Like Angelina Jolie, Allison Gilbert had two preventive cancer surgeries to remove her ovaries and fallopian tubes and later her breasts
Gilbert:Jolie's disclosure about her surgeries has brought needed attention to this surgical option for carriers of insidious BRCA1 gene
Editor’s Note: Allison Gilbert is the author of “Parentless Parents: How the Loss of Our Mothers and Fathers Impacts the Way We Raise Our Children.” She lost her mother, grandmother, and aunt to breast and ovarian cancer. Follow her on Twitter @agilbertwriter. The opinions expressed in this commentary are solely those of the writer.
In 2007 I had my ovaries and fallopian tubes removed to prevent my getting ovarian cancer.
It was a surgery of the kind that Angelina Jolie recently underwent, as she revealed Tuesday in a New York Times op-ed. Two years ago, Jolie divulged that she’d had a prophylactic double mastectomy – I had done this as well, in 2012.
Along with the effects of the surgeries themselves, we now also share a related fallout: surgical menopause.
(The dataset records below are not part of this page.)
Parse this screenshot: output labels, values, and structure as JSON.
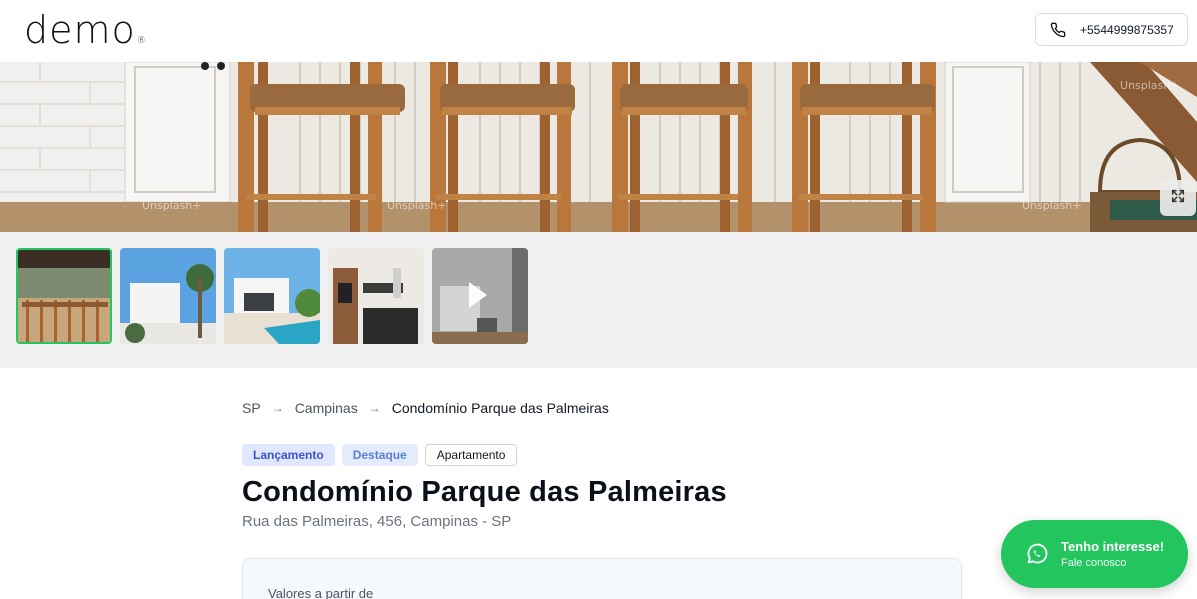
{
  "header": {
    "logo_text": "demo",
    "logo_mark": "®",
    "phone_icon": "phone-icon",
    "phone_number": "+5544999875357"
  },
  "hero": {
    "expand_icon": "expand-icon",
    "watermark": "Unsplash+"
  },
  "thumbnails": [
    {
      "alt": "bar-stools-kitchen"
    },
    {
      "alt": "white-house-palm-trees"
    },
    {
      "alt": "modern-house-pool"
    },
    {
      "alt": "modern-kitchen"
    },
    {
      "alt": "bedroom-video",
      "video": true
    }
  ],
  "breadcrumb": {
    "items": [
      "SP",
      "Campinas",
      "Condomínio Parque das Palmeiras"
    ],
    "separator_icon": "arrow-right-icon"
  },
  "tags": [
    "Lançamento",
    "Destaque",
    "Apartamento"
  ],
  "property": {
    "title": "Condomínio Parque das Palmeiras",
    "address": "Rua das Palmeiras, 456, Campinas - SP"
  },
  "price": {
    "label": "Valores a partir de"
  },
  "cta": {
    "icon": "whatsapp-icon",
    "title": "Tenho interesse!",
    "subtitle": "Fale conosco"
  },
  "colors": {
    "accent_green": "#22c55e",
    "tag_blue": "#3b55c9"
  }
}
This change can be big and, for me, happened almost immediately. There is little easing into it: the age-inappropriate night sweats, hot flashes, weight gain, mood swings. When I had my ovaries removed at age 37, I suddenly felt less vibrant and beautiful, and instead experienced the slow creep of feeling old. What will this transition mean to someone like Jolie, so identified for her attractiveness and glamour? (She may keep that part of her transformation private, but – as with her disclosures about the surgeries – it might do some good to discuss that, as well.)
I’ve been talking and writing about BRCA1 since I learned more than 10 years ago that I carried this insidious, inherited genetic mutation. I’ve discussed how these operations have affected my relationship with my husband and our two children. But often it takes someone as public, as gorgeous, as famous as Ms. Jolie to powerfully move the conversation about cancer prevention surgeries forward.
Her transparency helps normalize the experience of women considering their own options. It chips away at the stigma surrounding this treatment decision and offers women a new shorthand for explaining such a difficult choice to their families.
When I underwent each of my surgeries a few friends looked at me sideways. They weren’t familiar with BRCA and or how surgery could statistically reduce my chances of developing cancer. Now Ms. Jolie has changed this.
Her willingness to share such intimate experiences means more people will become educated and more BRCA survivors will feel free to speak of their scars. And there are many resources for BRCA-positive women.
In June, I will be speaking at the annual FORCE conference (Facing Our Risk of Cancer Empowered), which has partnered with another wonderful organization, the Basser Research Center for BRCA (part of the Abramson Cancer Center of the University of Pennsylvania).
Both are leading the way in the scientific research and understanding of hereditary breast and ovarian cancers. They also provide resources around risk assessment, prevention, early detection, treatment, and survivorship, as well as links to chat rooms and local support groups.
It’s not often a writer finds her circumstances so closely in sync with a Hollywood star. But I like to think Ms. Jolie and I, two women who truly have nothing in common, are linked in our determination to be proactive. We have looked fear in the face and made the only decisions that made sense for our families and our selves.